Не мал, не велик петушок, а против отца и братьев и вовсе чепушный. Братья крыльями похлопывали себя о бока в лад, в пору пропоют зарю, а петушок как вскочит на метлу, во все горло заорет, когда еще солнцу не вставать, или со сна, когда уже спеты три петушиные песни, вдруг захлопает крыльями.
Жил петушок с отцом и братьями на конюшне и частенько ему от них доставалось: то прибьет отец, то щипнут братья.
Раз поколотили петушка здорово, и раздумался он: какая это жизнь? И решил: сбегу из родной конюшни.
А дверь не пускает, и только больно прищемила петушку хвост. И метла и уздечка и хомут в один голос: стой! И велят вернуться.
Скрепя сердце, взлетел петушок на насест. Нахохлился.
Журили петушка и конь Савраска, и метла, и хомут, и уздечка:
— Что ни на есть бестолковый ты петух. Надобно тебе до зари умыть росой лапы и клюв. И первым ты встретишь солнце.
Сколько раз отец и братья кликали петушка с собой на волю а никогда не выходил он из конюшни, и где же ему знать, какое это солнце.
К белой стенке притулился петушок, прикрыл один глаз: ждет зарю, умыть росой себе клюв и лапы.
— Как бы только не заснуть, — тревожился петушок, — не проморгать солнце.
Дверь без скрипу отворилась, и входит в конюшню мужик мужичком в тулупе, не больно казистом, где дыра, где заплата, на ногах онучи, с лица рябой. Развязал кушак, по-хозяйски оглянул конюшню, улегся в углу на душистом сене и захрапел во всю. От пару, что над ним поднялся, облако стоит.
Сам того не замечая, заснул и петушок.
Вдруг он очнулся и видит: закопошился в углу на сене мужик, встал, взнуздал Савраску, приладил хомут, запряг. А как на телегу вскочит, тут и Савраска стал золотым, и уздечка и сбруя в миг озолотились; да и метла и дверь золотом полыхают.

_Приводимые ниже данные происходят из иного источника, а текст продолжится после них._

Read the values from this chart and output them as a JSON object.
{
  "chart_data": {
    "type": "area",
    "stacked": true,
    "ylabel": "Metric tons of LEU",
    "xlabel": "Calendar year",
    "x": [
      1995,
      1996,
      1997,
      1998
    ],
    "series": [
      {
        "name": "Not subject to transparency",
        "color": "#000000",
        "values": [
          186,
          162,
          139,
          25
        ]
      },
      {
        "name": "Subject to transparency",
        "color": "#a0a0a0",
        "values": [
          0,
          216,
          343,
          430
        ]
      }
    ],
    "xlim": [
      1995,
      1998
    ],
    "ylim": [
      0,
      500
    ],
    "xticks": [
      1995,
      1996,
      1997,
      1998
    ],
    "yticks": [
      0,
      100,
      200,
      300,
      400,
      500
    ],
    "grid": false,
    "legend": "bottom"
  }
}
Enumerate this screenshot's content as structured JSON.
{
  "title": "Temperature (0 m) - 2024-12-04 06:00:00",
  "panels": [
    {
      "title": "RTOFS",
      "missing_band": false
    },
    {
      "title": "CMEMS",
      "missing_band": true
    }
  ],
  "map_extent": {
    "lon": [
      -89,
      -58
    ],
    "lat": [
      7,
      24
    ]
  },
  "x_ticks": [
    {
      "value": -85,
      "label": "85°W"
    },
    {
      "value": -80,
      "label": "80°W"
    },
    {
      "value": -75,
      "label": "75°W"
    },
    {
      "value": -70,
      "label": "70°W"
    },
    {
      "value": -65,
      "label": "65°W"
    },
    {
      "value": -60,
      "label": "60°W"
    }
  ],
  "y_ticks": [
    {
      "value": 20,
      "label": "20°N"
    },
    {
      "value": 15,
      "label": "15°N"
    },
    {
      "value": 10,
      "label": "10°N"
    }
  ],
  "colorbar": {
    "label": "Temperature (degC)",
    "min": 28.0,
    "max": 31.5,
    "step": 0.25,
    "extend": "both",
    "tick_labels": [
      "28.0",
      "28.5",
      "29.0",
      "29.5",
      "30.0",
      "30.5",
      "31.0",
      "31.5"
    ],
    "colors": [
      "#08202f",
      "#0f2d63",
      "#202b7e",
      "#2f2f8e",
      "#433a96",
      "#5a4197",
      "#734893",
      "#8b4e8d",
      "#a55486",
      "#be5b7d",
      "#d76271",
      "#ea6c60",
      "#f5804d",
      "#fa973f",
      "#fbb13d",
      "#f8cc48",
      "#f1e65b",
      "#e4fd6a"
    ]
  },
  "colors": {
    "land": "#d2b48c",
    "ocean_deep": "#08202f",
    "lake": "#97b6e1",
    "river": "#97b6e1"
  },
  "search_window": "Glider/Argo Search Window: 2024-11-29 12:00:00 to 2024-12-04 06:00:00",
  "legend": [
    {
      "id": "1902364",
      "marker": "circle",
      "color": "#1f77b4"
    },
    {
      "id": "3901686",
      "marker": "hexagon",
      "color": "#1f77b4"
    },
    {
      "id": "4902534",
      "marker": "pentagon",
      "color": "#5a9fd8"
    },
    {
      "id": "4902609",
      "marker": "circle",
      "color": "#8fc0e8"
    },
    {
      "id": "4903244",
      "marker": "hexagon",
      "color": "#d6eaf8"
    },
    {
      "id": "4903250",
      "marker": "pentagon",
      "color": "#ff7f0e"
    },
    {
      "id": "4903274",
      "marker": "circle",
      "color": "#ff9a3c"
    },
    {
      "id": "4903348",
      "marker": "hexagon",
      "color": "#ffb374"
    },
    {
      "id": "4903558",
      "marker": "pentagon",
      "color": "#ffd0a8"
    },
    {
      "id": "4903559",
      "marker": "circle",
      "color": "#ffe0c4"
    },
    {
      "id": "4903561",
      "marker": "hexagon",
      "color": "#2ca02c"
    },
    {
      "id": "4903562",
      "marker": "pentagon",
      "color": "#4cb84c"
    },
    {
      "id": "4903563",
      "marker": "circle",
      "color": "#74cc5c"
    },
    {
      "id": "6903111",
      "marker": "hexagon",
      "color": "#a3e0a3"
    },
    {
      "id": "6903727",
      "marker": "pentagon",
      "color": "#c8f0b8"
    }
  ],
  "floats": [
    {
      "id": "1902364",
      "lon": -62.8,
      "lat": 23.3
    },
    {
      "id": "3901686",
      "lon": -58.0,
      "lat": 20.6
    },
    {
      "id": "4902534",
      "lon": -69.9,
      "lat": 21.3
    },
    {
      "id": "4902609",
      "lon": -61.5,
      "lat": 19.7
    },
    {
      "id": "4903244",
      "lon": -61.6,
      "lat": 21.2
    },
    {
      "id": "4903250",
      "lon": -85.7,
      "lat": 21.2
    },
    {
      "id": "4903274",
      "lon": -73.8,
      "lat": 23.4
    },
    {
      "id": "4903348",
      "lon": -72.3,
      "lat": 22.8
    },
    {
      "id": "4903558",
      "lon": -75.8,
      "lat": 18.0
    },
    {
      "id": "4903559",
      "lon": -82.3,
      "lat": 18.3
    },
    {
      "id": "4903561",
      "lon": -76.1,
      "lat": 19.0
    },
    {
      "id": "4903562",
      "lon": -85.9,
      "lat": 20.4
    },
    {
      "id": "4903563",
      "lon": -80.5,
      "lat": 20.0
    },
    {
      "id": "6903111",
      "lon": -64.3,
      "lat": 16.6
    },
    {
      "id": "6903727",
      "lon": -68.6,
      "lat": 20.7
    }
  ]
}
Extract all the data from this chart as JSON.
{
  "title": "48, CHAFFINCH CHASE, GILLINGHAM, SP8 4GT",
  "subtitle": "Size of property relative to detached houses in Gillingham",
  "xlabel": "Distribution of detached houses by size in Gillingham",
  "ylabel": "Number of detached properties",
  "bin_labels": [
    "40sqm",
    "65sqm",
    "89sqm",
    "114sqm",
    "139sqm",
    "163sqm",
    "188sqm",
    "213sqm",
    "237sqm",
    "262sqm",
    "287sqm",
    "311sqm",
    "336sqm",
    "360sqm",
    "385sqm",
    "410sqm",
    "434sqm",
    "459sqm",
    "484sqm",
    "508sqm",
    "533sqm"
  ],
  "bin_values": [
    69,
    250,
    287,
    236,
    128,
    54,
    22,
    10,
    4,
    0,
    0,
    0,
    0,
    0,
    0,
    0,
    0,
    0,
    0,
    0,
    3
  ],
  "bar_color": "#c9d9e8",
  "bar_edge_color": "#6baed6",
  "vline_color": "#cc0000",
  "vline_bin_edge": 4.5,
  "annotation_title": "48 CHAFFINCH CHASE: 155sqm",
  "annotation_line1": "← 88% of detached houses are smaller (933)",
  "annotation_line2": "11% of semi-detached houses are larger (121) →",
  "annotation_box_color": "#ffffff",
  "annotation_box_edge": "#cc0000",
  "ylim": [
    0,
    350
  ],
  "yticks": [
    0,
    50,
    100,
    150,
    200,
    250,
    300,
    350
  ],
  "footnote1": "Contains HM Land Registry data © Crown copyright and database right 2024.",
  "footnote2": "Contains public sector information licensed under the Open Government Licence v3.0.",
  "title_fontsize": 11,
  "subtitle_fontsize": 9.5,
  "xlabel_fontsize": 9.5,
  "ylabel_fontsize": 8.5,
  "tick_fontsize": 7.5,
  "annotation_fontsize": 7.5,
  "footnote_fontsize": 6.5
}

Поглядел петушок на мужика и ахнул: у мужичка золотое лицо. И понял петушок, что мужик-то и есть солнце. Как закукурекал!
И в самую пору: как раз золотой Савраска домчал на небо солнце.
А какой петушок теперь старательный, на заре сам будит мужичка: наряжайся в золото, погоняй золотого Савраску! А то ведь солнце не надежно: то облачком прикроется, то за тучу спрячется, и частенько на небо позже выезжает, чем полагается.
Без петушка порядку нет.
Ни бабушка, ни Глаша не знают, какой из себя пятиалтынный, и каждая по разному его себе представляет: Глаша — как ржаной кругленький хлебец, а бабушка — как целое кротовое поместье; обе они с почтением к пятиалтынному относятся и втайне его побаиваются, ведь это цена дорогой кротовой шубки.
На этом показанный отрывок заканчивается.